Proposals Already on the Table
Before your team was brought in, others in the organisation had already proposed ideas. Some may be useful. Some may be distractions. Evaluate them without getting captured by the loudest pitch.
Proposal A
The Head of Creative is pushing an 'AI-first content' initiative: running everything through generative tools (Midjourney, ChatGPT, Runway, Adobe Firefly) and promising a 70% reduction in production hours. He has a slide deck that has already impressed the CEO and projects a £600k annualised saving. He wants your team to endorse this direction in your final recommendation.
Proposal B
Two related issues have surfaced. First: Brightline has begun using AI-generated imagery in client campaigns without disclosure. One client — an ethical skincare brand whose contract explicitly prohibits AI-generated content — recently received campaign assets containing AI-generated lifestyle imagery. A junior designer used Midjourney despite the prohibition because she was under deadline pressure; nobody on the account team caught it. Second: the Performance Director has proposed an 'AI productivity dashboard' that ingests Slack messages and calendar data to score employees on productivity. It has not been discussed with staff.

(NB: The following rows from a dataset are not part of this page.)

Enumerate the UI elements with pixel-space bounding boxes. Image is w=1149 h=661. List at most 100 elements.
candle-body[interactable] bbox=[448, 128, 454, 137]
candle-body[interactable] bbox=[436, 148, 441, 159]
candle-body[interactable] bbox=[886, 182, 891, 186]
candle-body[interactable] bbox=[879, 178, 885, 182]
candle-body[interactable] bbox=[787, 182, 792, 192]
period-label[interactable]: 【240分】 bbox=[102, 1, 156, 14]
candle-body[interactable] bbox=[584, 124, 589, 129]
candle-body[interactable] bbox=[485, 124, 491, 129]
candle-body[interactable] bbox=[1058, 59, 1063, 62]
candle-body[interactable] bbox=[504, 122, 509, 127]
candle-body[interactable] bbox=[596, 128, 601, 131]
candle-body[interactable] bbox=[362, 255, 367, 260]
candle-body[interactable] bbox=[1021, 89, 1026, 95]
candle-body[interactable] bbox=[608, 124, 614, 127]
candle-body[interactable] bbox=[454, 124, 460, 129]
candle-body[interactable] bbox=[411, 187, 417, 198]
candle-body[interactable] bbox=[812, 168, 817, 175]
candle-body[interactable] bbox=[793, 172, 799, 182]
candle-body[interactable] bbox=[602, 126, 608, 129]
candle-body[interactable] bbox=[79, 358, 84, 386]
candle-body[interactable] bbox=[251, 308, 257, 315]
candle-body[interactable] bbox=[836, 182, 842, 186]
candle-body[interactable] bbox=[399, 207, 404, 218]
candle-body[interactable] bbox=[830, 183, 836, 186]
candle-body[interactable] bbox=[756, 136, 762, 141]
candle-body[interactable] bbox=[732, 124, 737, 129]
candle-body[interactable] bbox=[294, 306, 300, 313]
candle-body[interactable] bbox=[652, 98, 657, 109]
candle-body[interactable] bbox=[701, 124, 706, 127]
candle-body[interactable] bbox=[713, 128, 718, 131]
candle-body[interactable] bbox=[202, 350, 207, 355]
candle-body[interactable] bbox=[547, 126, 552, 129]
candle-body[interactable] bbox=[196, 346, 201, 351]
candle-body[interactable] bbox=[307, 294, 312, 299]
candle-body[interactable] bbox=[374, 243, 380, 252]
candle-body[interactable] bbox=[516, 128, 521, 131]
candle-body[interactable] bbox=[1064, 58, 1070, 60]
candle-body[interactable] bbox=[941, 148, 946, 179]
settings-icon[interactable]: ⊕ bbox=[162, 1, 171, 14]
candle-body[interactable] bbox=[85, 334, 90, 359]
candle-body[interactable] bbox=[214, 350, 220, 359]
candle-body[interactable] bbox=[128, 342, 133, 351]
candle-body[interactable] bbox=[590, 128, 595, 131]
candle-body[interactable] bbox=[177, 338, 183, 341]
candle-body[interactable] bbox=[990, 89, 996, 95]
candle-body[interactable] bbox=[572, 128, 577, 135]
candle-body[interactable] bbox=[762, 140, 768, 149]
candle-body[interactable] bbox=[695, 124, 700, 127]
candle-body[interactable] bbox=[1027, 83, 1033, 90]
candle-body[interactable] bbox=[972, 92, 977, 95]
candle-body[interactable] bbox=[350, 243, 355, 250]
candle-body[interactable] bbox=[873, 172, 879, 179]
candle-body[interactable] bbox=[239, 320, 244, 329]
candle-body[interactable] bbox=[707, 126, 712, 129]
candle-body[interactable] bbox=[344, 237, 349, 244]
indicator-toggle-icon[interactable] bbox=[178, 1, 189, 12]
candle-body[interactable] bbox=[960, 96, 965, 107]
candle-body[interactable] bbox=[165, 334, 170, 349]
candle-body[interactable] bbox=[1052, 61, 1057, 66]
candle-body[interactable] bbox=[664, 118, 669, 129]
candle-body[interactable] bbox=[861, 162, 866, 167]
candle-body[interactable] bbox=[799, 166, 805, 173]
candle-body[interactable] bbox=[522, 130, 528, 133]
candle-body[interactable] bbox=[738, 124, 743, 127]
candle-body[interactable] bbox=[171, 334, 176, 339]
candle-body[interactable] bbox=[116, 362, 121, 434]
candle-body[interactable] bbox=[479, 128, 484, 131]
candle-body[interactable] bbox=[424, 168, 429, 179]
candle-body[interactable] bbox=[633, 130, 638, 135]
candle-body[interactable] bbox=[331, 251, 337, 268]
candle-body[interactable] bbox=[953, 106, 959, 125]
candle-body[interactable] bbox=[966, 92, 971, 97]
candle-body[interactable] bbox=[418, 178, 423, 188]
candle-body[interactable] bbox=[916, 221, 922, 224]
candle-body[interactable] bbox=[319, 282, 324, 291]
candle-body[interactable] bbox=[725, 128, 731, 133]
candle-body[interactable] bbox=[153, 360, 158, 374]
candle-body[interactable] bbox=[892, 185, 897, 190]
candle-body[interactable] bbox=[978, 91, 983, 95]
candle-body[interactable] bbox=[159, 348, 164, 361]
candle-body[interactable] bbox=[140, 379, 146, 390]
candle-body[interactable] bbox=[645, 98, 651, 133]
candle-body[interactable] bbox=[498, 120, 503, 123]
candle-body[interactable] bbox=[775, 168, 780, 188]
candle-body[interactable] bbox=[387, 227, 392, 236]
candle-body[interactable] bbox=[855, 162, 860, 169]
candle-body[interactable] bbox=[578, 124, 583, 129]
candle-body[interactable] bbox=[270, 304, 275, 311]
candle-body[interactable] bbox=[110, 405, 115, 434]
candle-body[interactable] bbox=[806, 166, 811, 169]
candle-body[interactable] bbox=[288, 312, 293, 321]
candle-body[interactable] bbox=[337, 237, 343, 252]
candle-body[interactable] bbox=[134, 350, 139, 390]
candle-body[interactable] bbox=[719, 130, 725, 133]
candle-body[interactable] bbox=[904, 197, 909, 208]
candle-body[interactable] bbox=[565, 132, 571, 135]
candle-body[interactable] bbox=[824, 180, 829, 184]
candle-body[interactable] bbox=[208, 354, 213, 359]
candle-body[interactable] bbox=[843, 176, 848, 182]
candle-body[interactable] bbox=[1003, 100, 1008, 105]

Practical Realities You Should Know
Each client uses a different combination of ad platforms in different configurations. Naming conventions for campaigns are inconsistent — Brightline's internal taxonomy is something like 'MAY26-RETARGET-PROSPECT-LOOKALIKE-V2' but around half the clients use their own conventions and have declined to change them. Some clients give Brightline read-only API access to their accounts; others share nothing and email screenshots monthly. The Performance team has not yet done a full audit of which clients sit where.
Constraints
- Year 1 budget for AI and automation tooling: £40,000
- UK GDPR compliance for any staff or client data processing
- Some clients have explicit contractual prohibitions on AI use
- CEO requires visible ROI within 6 months
- No appetite for sustained productivity dips during transition
- Staff anxieties about job security have already produced some quiet resignations
Your Team Task
- Define the real business problem in measurable terms.
- Map the current workflow and mark where your proposal would intervene.
- Decide whether AI or automation is viable, and whether a lower-tech process change should come first.
- Explain likely human impact: who benefits, who may be negatively affected, and what support or consultation is needed.
- Name the risks, data limits, ethical concerns and governance requirements.
- Prepare your one-page brief, workflow diagram and 7–10 minute presentation.
Remember: This is a proposal exercise. You do not need to build a chatbot, workflow automation, dashboard, wireframe or prototype. A clear workflow diagram is enough if it helps the leadership panel understand your recommendation.
KSB evidence focus
- K22: Collaborative working principles to explore AI and automation solutions and implement prototypes, pilots or proof of concepts.
- S22: Present and communicate information including the translation of technical concepts into accessible materials to support clear dialogue with stakeholders.
- S23: Work with others to achieve agreed outcomes or outputs. Provide evidence-based analysis and insight to leaders on the likely human impacts of automation projects.
- S3: Undertake analysis to identify if automation is viable.
- S6: Review and complete workflow and process mapping.